Today, all those protestations are buried in the sands of expediency. The BJP possibly presumes that our attention spans are so narrow; our memories, so poor, that it does not really matter if it had said one thing yesterday, and its precise opposite today. But its shameful position on VAT is not just an insult to our intelligence, it is a betrayal of its own reform agenda. Instead of helping to iron out the snarls, instill confidence in the trading community and generally ease the way for the new tax, it has chosen to exacerbate the fears and screech with the disrupters. If the BJP believes this will endear it to the voter, it had better think again. More and more Indians have come to appreciate the transparency and efficacy of the measure and the BJP may once again find itself on the wrong side of history.

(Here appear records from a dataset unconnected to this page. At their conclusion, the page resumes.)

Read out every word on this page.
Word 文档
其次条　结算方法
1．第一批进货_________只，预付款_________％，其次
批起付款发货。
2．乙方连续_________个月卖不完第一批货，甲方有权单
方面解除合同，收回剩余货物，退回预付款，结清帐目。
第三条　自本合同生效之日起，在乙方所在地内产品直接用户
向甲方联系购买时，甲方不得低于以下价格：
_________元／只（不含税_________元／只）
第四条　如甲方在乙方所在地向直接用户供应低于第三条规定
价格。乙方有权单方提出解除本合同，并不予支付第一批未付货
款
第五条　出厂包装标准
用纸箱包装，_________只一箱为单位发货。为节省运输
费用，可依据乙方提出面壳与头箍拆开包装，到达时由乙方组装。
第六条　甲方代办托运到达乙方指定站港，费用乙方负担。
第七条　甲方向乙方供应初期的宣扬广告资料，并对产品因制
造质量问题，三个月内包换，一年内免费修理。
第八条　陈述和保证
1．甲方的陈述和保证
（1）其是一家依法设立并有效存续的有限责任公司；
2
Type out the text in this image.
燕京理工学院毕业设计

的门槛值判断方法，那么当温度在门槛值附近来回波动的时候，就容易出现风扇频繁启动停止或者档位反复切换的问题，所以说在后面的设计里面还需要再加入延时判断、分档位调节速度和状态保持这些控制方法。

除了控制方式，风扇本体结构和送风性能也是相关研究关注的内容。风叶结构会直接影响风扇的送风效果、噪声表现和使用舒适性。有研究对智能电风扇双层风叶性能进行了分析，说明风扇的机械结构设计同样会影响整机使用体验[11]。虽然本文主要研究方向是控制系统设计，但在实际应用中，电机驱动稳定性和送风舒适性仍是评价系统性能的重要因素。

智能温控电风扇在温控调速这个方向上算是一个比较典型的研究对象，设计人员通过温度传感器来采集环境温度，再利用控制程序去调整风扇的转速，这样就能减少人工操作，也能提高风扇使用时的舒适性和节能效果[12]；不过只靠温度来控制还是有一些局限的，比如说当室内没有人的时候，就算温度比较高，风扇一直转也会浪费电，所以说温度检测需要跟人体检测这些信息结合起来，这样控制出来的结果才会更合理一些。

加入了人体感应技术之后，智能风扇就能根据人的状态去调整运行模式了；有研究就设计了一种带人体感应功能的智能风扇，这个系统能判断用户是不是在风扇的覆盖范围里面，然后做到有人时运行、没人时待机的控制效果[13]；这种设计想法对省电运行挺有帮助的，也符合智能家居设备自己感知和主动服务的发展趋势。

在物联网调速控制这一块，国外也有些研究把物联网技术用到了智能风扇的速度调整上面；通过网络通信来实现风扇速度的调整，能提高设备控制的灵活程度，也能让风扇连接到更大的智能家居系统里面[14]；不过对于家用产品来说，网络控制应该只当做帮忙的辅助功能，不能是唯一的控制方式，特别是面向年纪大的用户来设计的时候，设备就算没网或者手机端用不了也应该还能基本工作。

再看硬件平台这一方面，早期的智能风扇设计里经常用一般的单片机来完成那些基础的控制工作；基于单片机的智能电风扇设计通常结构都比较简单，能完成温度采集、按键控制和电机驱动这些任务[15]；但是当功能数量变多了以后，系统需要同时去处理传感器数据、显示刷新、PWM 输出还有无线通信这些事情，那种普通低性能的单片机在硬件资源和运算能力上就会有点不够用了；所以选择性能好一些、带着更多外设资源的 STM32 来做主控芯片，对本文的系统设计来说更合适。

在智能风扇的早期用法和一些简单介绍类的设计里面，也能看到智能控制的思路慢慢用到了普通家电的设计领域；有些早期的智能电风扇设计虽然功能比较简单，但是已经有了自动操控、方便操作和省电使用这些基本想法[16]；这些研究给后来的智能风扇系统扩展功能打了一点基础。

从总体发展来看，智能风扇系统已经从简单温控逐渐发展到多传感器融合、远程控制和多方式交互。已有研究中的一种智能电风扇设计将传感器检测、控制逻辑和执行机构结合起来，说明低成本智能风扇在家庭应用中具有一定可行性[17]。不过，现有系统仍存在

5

Yashwant Sinha, the BJP’s pointman on VAT, argues that the party opposes the new tax because it worried that prices will be affected given the fact that states like “Uttaranchal, Uttar Pradesh and Tamil Nadu” have not passed their VAT legislations. He cleverly leaves out the five BJP states of Rajasthan, Gujarat, MP, Chhattisgarh and Jharkhand, who have chosen to stay out of the new VAT regime. Would it not be wiser on the part of the party to get their “loyal” state governments to fall in line and contribute towards making the system — and prices — more uniform? The Empowered Committee of State Finance Ministers is at the moment in dialogue with the BJP and hopes to engage with trade and industry groups next week. The UPA government has announced that it now plans to phase out the contentious Central Sales Tax by April 2007, while bringing it down to 2 per cent by next April. Now it is for the BJP to respond and seriously display the maturity expected of a 25-year-old.